В октябре она нашла через агентство новое жилье – комнату в коммунальной квартире. Чтобы внести плату, продала свои немногие сокровища – модную новинку – мобильный телефон и золотой браслет, подарок Ивана. Хотела продать и норковую курточку, но покупателей не нашлось, слишком маленький размер у Кати, эта куртка двенадцатилетней девочке впору, а кто таких соплюшек одевает в канадскую норку?
Жильцы перенаселенной коммуналки сначала встретили Катерину без особой радости. Нужно было видеть, как вошла она в свой новый дом – вопиюще-круглым, словно загодя горланящим животом вперед. А вместо табуреток, вместо пригодных в обиходе кастрюлек и поварешек – альбомы, краски, картины… Ей некуда было забрать мольберт и еще кое-что из крупных вещей, и хозяйка студии любезно согласилась подержать их у себя в кладовой, «пока что». В новой Катиной комнате было всего десять квадратных метров, и никакой мебели. Расплатившись с грузчиками, она села на стопку расползающихся альбомов, и зарыдала, вдохновенно и басовито, как цыганка.

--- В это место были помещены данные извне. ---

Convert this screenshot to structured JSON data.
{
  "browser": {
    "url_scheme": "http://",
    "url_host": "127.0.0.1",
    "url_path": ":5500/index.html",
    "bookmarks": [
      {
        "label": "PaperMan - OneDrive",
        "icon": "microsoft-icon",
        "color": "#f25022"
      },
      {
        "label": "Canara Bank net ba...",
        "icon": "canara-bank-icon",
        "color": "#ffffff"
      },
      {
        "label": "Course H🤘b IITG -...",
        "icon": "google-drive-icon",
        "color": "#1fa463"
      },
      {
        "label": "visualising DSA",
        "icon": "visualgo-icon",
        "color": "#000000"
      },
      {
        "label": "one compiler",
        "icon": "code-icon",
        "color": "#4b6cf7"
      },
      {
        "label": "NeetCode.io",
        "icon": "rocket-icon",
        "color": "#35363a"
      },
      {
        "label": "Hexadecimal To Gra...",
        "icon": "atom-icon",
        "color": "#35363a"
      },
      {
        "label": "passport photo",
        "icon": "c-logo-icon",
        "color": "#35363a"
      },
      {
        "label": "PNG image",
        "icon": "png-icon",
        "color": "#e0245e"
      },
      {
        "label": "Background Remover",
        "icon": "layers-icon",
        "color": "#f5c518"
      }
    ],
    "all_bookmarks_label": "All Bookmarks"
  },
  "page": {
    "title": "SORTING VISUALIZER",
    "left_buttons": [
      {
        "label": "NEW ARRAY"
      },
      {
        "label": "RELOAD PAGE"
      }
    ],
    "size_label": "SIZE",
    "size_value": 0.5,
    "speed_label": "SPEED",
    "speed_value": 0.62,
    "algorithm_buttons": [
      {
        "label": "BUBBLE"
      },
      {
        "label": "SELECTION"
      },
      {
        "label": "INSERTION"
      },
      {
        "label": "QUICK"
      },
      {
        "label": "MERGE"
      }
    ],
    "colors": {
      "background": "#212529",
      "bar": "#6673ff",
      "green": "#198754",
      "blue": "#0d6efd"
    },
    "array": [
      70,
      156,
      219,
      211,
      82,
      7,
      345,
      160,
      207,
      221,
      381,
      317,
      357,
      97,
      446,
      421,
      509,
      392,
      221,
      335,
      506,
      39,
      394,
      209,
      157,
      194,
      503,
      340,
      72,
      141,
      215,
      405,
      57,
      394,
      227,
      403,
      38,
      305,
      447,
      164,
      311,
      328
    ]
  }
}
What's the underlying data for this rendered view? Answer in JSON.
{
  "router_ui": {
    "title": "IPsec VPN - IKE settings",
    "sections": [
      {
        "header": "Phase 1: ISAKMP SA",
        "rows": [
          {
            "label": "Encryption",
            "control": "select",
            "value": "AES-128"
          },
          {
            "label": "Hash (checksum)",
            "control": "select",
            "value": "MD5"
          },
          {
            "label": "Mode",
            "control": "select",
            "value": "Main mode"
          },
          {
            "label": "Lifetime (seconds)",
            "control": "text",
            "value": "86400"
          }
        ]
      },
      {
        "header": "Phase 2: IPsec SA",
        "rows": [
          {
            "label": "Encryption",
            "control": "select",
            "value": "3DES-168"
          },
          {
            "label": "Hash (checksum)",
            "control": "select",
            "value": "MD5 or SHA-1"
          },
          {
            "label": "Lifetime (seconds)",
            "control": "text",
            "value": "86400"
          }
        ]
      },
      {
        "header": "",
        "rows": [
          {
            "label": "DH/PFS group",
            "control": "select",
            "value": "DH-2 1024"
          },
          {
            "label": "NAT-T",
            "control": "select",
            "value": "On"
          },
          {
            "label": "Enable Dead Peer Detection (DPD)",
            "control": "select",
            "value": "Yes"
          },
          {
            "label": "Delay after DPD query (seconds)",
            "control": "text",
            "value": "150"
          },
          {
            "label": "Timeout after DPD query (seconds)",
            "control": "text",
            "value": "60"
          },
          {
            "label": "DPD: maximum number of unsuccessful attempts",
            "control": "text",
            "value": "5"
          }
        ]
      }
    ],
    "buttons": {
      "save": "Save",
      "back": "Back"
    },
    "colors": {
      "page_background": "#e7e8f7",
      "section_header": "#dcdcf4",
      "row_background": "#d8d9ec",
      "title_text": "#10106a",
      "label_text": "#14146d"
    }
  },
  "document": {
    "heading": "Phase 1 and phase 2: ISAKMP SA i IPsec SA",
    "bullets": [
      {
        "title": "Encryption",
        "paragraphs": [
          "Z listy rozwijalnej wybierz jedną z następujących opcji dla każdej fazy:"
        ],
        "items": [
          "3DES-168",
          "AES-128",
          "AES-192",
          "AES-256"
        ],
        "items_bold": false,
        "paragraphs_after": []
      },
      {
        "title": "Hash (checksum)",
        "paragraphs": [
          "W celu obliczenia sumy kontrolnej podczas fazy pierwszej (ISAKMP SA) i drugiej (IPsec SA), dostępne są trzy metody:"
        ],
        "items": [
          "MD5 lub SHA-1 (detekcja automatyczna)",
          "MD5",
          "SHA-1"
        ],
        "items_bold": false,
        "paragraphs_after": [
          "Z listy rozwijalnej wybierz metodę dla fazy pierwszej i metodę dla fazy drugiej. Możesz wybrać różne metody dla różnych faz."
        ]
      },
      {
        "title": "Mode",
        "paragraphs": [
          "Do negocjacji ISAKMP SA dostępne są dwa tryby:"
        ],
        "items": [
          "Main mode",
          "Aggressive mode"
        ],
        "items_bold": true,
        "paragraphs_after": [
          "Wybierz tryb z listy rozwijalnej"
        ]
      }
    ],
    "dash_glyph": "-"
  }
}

Через пять минут в комнату осторожно постучали. На пороге стояла старая таджичка, мать четырех сыновей, которые затемно уходили куда-то на стройку и возвращались только поздно вечером. Спали они все вповалку на полу, и только старуха-мать занимала дощатый топчан. Она была главой семьи, все время бранила и пилила своих детей, за что – не понять, так как ругать их она предпочитала на родном языке, но каждый день варила старуха ароматный, жирный суп. И вот сейчас эта таджичка стояла на пороге Катиной комнаты.
– Мой нухат шурпа варил, – объяснила она, тыча Катерину в бок кривым черным пальцем. – Твой еда нету, ко мне кушать ходи.
Катя поблагодарила и хотела закрыть дверь, но таджичка выволокла ее в коридор и погнала в кухню, подбадривая тычками. Там она налила ей миску супа, потому что загадочная «нухат шурпа» оказалась всего-навсего гороховым супом с бараниной, но удивительно вкусным. А когда Катя вернулась в свою норку, то обнаружила там, помимо привезенного ею, еще невесть откуда взявшееся раскладное кресло-кровать, правда, порядком обшарпанное, но все еще крепкое.